David Nicholson-Lord
Friday 10 July 1992 00:02 BST

FRESH COLD air with a low water content is a more effective treatment for asthma caused by allergy to house dust mites than the best medicines, a leading researcher said yesterday.

Dr Jens Korsgaard, of University Hospital, Aarhus, in Denmark, told a conference in London on healthy homes that 'environmental treatment' achieved a 30 per cent increase in lung function among sufferers against 5-10 per cent through the most effective medicines available. Better ventilation cut drug usage by 60 per cent.

The incidence of asthma has been growing for two decades, with many specialists blaming the spread of fitted carpets, central heating and 'tight' houses built to conserve energy and cut out draughts. House dust mites have been identified as one of the chief causes of the asthma epidemic, which now affects two million people in Britain, 1 in 10 of them children, and accounts for 8 per cent of the NHS drugs budget.

However, Dr Korsgaard said studies in Denmark showed that fitted carpets and the frequency of vacuum cleaning did not affect mites. The sole factor was high humidity.

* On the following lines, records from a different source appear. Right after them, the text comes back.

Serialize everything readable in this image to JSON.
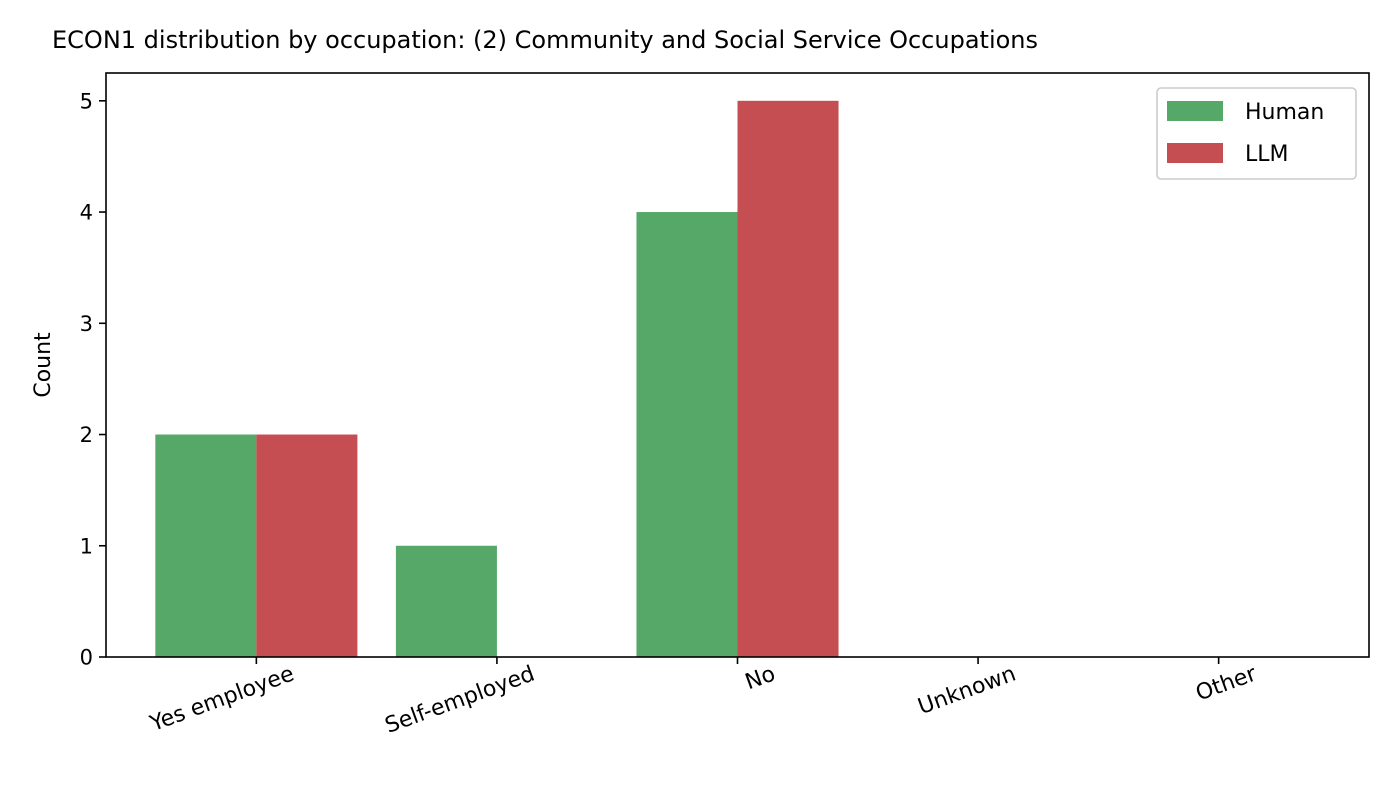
{
  "chart_data": {
    "type": "bar",
    "title": "ECON1 distribution by occupation: (2) Community and Social Service Occupations",
    "xlabel": "",
    "ylabel": "Count",
    "categories": [
      "Yes employee",
      "Self-employed",
      "No",
      "Unknown",
      "Other"
    ],
    "series": [
      {
        "name": "Human",
        "color": "#55a868",
        "values": [
          2,
          1,
          4,
          0,
          0
        ]
      },
      {
        "name": "LLM",
        "color": "#c44e52",
        "values": [
          2,
          0,
          5,
          0,
          0
        ]
      }
    ],
    "ylim": [
      0,
      5.25
    ],
    "yticks": [
      0,
      1,
      2,
      3,
      4,
      5
    ],
    "grid": false,
    "legend": "top-right"
  }
}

But opening a window for a while will not be enough, because of the huge 'reservoir' of water vapour in furnishings, fabrics and carpets. A family of four produces 12 litres (2.64 gallons) of water every 24 hours. In Denmark, mechanical ventilation, usually involving at least one complete change of air every hour, is officially recommended and in the case of severe sufferers can be paid for by the state.

The 'threshold' relative humidity level, above which the risk from mites increases, is 45 per cent, according to Dr Korsgaard. A decade ago two- thirds of houses in Denmark were below this level. Now, because of better insulation standards, four- fifths are above it.

An experiment in South Wales last February sponsored by the Building Research Establishment compared ordinary houses with those having mechanical ventilation and heat recovery and found that in the ventilated houses there were 10 mites per 100 milligrams (.0004oz) of carpet dust; in the others there were more than 100.

Yesterday's conference was sponsored by four electricity boards: the electricity industry believes that mechanical ventilation combined with devices such as heat exchangers can cut humidity and indoor pollution, and reduce energy costs.